【完】淡い雪 キミと僕と
「寂しいもんよね」
数日後。
北海道へ出張へ行く日が近づいてきた。
夜ご飯を食べ終えて、雪と3人まったりとしていた時に美麗がふと呟いた。
昨日までに出張に必要な物は大抵北海道で送ったばかりだった。
雪は俺が居なくなるのを分からないだろう。お腹の上に乗って「ふぁー」と大きな欠伸をした。…それにしても重い。最近こいつがお腹に乗って寝ると、息苦しくなる。絶対に太ったと思う。

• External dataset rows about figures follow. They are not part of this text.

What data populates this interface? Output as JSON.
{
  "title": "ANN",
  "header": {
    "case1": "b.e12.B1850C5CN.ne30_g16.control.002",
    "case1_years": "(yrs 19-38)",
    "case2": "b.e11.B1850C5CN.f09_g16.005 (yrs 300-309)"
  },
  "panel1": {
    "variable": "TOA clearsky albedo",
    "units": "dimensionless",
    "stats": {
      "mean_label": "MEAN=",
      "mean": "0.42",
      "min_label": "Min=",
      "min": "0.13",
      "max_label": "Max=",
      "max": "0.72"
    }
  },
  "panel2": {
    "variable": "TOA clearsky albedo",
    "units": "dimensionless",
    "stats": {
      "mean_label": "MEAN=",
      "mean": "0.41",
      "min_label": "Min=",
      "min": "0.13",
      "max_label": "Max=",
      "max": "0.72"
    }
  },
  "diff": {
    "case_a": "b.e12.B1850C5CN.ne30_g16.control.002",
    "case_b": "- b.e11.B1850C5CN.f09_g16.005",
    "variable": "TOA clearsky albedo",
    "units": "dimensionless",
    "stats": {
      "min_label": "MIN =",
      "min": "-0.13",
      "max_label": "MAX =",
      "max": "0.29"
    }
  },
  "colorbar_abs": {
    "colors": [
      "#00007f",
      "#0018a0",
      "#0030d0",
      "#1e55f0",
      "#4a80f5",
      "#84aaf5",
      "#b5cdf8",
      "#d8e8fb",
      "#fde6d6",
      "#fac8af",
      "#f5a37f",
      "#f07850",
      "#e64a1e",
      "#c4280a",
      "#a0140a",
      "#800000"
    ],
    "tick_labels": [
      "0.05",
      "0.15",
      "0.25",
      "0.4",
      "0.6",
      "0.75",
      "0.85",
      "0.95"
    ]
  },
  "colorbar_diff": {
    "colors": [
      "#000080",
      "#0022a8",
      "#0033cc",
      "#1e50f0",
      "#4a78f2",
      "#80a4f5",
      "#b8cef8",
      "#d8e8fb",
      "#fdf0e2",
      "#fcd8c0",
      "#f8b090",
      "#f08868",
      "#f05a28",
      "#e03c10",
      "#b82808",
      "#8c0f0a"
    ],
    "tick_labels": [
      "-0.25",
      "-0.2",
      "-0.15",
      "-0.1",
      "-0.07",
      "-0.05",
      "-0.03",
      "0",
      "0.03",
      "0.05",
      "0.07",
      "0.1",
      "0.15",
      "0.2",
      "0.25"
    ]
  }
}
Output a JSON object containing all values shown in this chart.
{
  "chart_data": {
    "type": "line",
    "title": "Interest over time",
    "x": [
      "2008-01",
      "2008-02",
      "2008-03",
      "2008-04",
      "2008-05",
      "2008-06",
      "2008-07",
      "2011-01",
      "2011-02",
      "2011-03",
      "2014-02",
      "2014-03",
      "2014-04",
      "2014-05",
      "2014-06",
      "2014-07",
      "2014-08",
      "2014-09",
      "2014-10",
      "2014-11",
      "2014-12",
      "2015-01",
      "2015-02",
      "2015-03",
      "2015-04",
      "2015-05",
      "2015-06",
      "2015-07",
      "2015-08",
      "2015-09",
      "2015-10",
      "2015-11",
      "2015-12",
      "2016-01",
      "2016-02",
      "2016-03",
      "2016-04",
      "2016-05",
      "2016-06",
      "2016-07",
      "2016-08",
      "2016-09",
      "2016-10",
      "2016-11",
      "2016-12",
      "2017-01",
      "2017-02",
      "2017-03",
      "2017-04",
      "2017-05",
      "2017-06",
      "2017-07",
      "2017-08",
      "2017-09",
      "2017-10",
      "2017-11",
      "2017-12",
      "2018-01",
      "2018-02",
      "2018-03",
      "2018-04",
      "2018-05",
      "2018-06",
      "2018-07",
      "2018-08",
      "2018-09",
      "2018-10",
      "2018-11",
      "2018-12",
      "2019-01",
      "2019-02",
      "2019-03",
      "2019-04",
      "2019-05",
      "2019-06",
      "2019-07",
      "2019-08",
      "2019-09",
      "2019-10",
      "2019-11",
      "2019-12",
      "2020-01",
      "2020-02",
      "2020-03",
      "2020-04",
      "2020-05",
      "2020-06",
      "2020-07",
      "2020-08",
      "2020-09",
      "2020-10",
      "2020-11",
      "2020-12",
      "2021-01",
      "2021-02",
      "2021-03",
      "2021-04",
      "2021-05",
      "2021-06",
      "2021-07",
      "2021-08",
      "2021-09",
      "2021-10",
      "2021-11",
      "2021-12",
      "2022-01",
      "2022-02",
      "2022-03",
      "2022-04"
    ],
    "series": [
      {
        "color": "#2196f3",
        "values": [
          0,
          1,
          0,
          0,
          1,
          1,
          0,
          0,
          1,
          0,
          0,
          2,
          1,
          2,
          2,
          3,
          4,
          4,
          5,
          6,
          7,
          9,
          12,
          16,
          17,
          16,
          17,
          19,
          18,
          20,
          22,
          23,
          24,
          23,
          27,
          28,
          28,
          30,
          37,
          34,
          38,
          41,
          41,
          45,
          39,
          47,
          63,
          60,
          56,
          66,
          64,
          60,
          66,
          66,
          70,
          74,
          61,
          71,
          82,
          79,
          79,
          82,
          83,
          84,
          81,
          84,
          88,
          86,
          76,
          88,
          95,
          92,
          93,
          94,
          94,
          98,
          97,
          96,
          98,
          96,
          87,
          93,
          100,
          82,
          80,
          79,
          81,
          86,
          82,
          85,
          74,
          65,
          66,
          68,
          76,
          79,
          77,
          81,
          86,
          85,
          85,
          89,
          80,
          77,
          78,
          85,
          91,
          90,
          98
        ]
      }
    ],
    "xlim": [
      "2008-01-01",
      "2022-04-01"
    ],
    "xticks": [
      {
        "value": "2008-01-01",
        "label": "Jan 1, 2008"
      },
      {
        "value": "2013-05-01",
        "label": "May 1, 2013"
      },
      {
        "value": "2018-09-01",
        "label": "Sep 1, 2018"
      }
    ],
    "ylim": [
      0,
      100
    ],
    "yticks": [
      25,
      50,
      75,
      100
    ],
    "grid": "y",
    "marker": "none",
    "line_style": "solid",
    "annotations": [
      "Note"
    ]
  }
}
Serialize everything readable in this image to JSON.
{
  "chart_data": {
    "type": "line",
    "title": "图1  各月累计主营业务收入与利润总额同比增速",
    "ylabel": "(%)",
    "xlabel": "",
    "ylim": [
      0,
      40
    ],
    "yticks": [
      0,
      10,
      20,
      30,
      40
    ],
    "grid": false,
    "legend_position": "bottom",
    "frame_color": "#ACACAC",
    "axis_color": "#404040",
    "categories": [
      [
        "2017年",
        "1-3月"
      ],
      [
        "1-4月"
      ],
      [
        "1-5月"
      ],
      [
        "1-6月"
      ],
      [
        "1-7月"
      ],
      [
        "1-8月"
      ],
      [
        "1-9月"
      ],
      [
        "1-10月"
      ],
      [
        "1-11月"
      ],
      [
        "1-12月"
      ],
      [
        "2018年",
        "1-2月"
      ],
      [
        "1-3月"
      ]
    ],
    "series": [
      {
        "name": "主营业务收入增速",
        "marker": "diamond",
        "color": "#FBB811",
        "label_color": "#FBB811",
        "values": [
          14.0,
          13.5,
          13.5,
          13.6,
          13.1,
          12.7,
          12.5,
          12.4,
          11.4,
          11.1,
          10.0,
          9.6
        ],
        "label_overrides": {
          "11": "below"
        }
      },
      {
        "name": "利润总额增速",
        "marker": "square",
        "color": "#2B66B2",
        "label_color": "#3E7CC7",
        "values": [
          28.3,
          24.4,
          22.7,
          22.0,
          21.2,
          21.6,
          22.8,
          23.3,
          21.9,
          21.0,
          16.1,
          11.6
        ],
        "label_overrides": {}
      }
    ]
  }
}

それもこれも美麗が甘やかすからだ。俺が甘やかすと怒るくせに、自分は良いとは身勝手な女だと思う。
雪の首筋を撫でると、ゴロゴロと良い音がした。
「やっぱり俺がいないと寂しいか」
「まぁね…。雪がいるからいいけど、やっぱりちょっと物足りない気もするわね」
「ハァ?!ちょっとってなんだよッ!俺は雪より下か?!」
「そりゃあ雪はわたしが1番好きな雄だもの…。あなたより上なのは当然よね」
「俺はッ…俺はッ…雪と美麗が同じくらい好きだ!」
「ふーん…」
何だその’ふーん’と興味の無さそうな返しは。
俺のお腹の上で眠る雪の顎をこちょこちょすると、やはり雪は気持ちよさそうに上を向いた。
その様を美麗は優し気な瞳で見つめる。…この何気ない時間が幸せだ。
美麗と一緒に暮らすようになって、未来を想像した。それはよりリアルに。
近い将来…いや、俺は今すぐにでも構わないのだが、美麗と俺と雪。
ふたりと一匹で幸せな結婚生活を送る。それはとても毎日幸せなのだ。雪が毎日可愛らしく俺たちに甘えて、美麗はきっといつまで経っても素直にはなれないから俺に憎まれ口を叩く。